Powderhall is an area lying between Broughton Road and Warriston Road in the north of Edinburgh, the Scottish capital. Until recently it was best known for Powderhall Stadium, a greyhound racing track, which has now closed. The stadium also played host to motorcycle speedway racing from 1977 to 1995, as home to the Edinburgh Monarchs, who have since relocated to Armadale. The Powderhall Sprint, first held in 1870, was a professional footrace with handicapping of the runners. It continues, since 1999, as the New Year Sprint and is now held at Musselburgh Racecourse.

The name derives from a gunpowder factory and associated buildings on the edge of the Water of Leith set up by the Balfour family of Pilrig as one of their several enterprises in the early 18th century.

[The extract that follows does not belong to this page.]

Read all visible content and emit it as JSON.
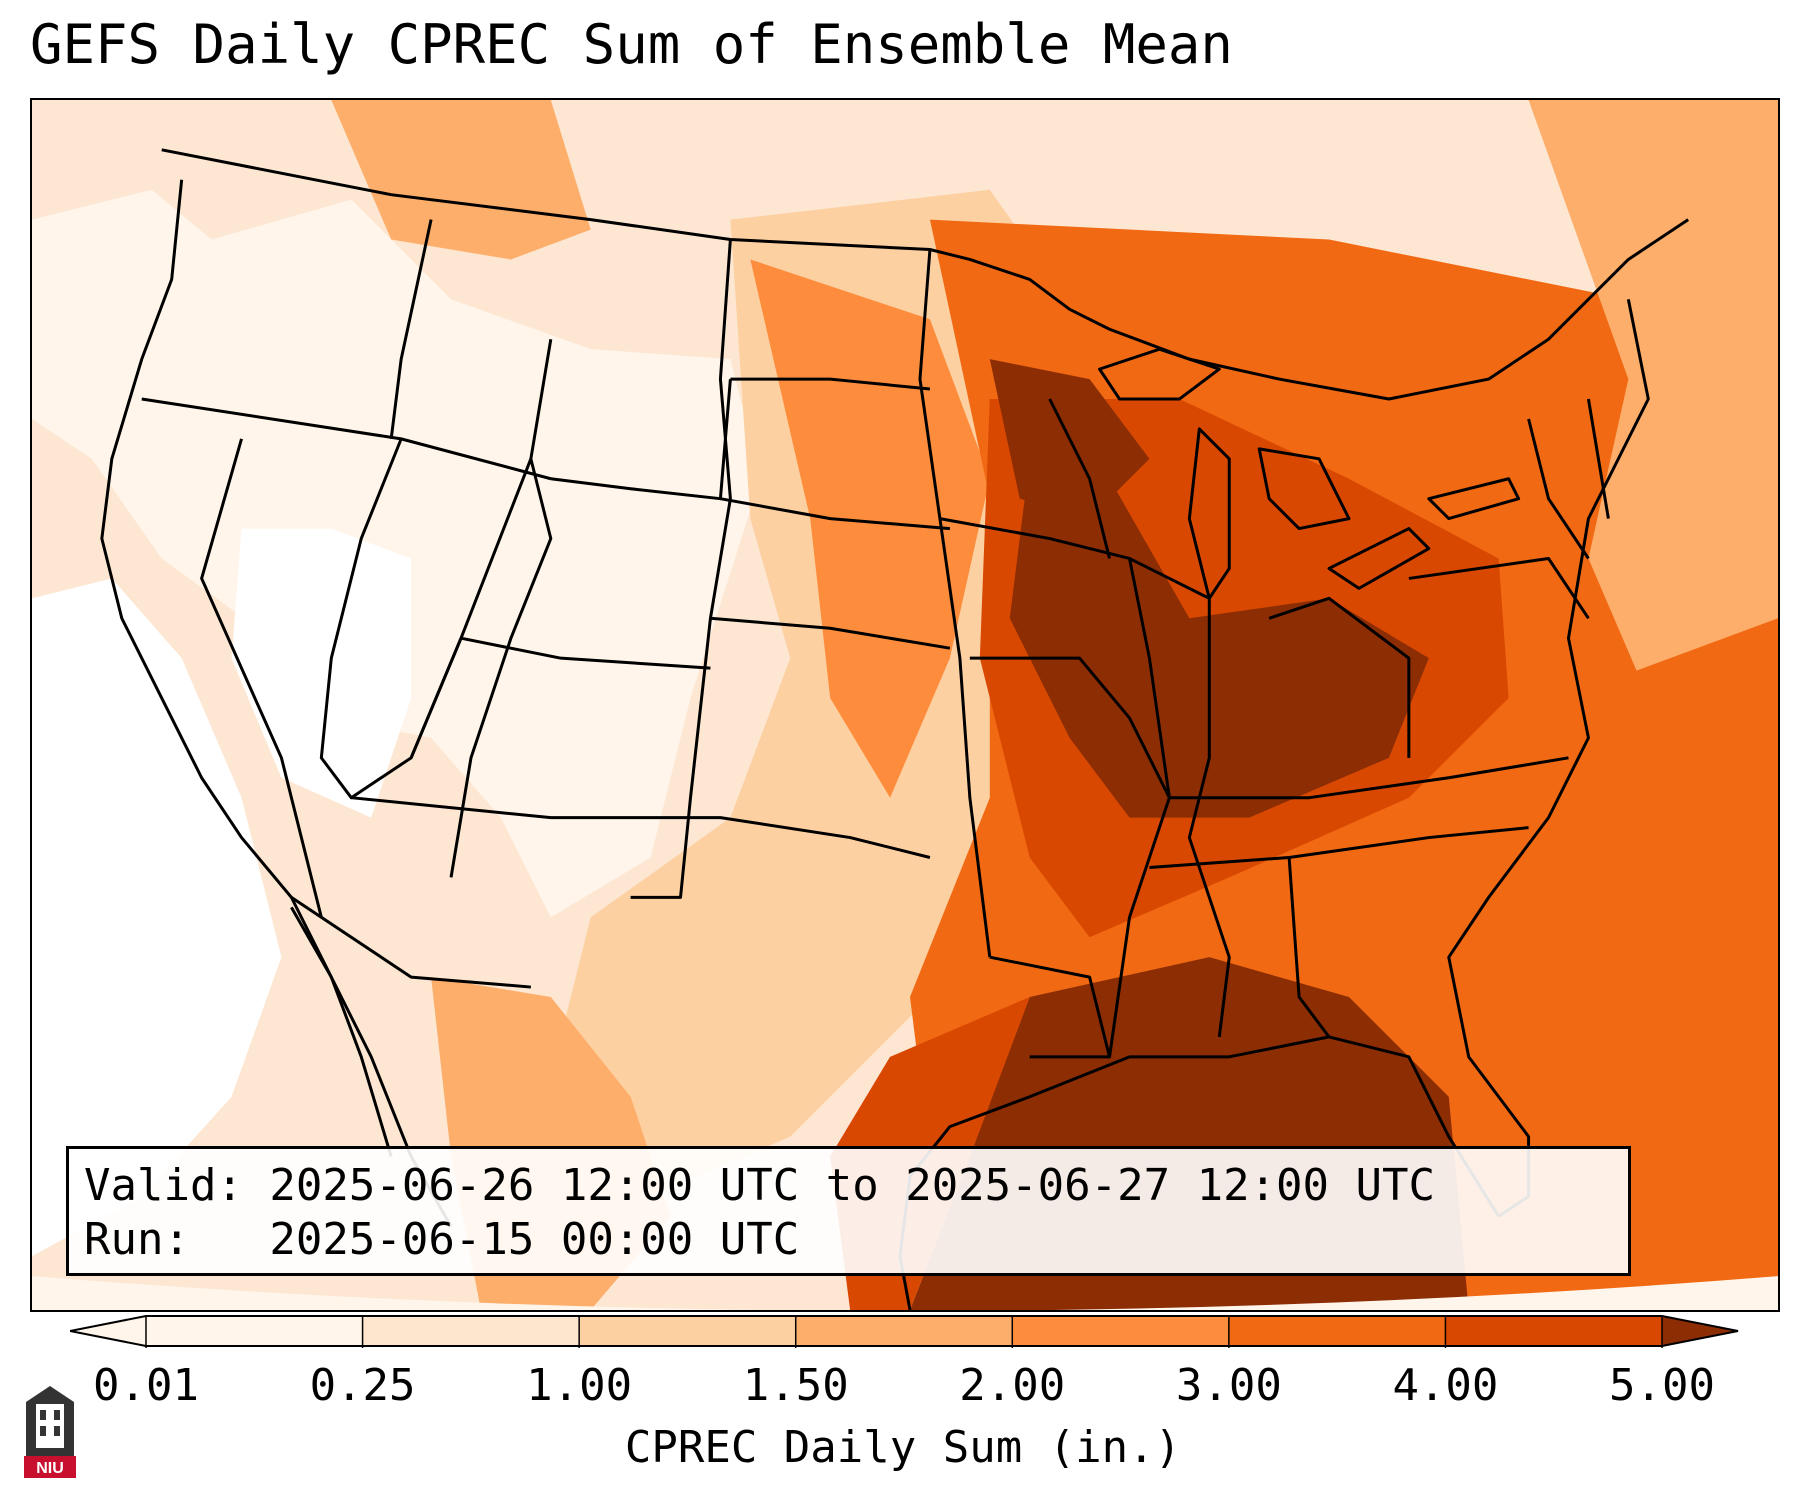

The site has been redeveloped for housing and business purposes, with the area having become casually (and for marketing purposes) known by the names “Powderhall Village” and, alternatively, “Canonmills Gardens”. This draws attention to its mixed identity as both a desirable village inofitself, and as a natural part of the Canonmills area. Most residents use the Warriston Path, through trees and over disused railway tracks (and a bridge), to get to central Canonmills, George V Park (through a tunnel),the Royal Botanic Garden or, further along, Stockbridge. Following the path downriver through Bonnington ends up at the Shore, Leith.

East Powderhall was once the location of the city's main waste management depots. Originally built as an incinerator, a new chimney on the plant was condemned in the 1990s and removed. Construction is now underway to convert the former waste transfer station (including Powderhall Stables) into mixed-use housing, green spaces, and art studios.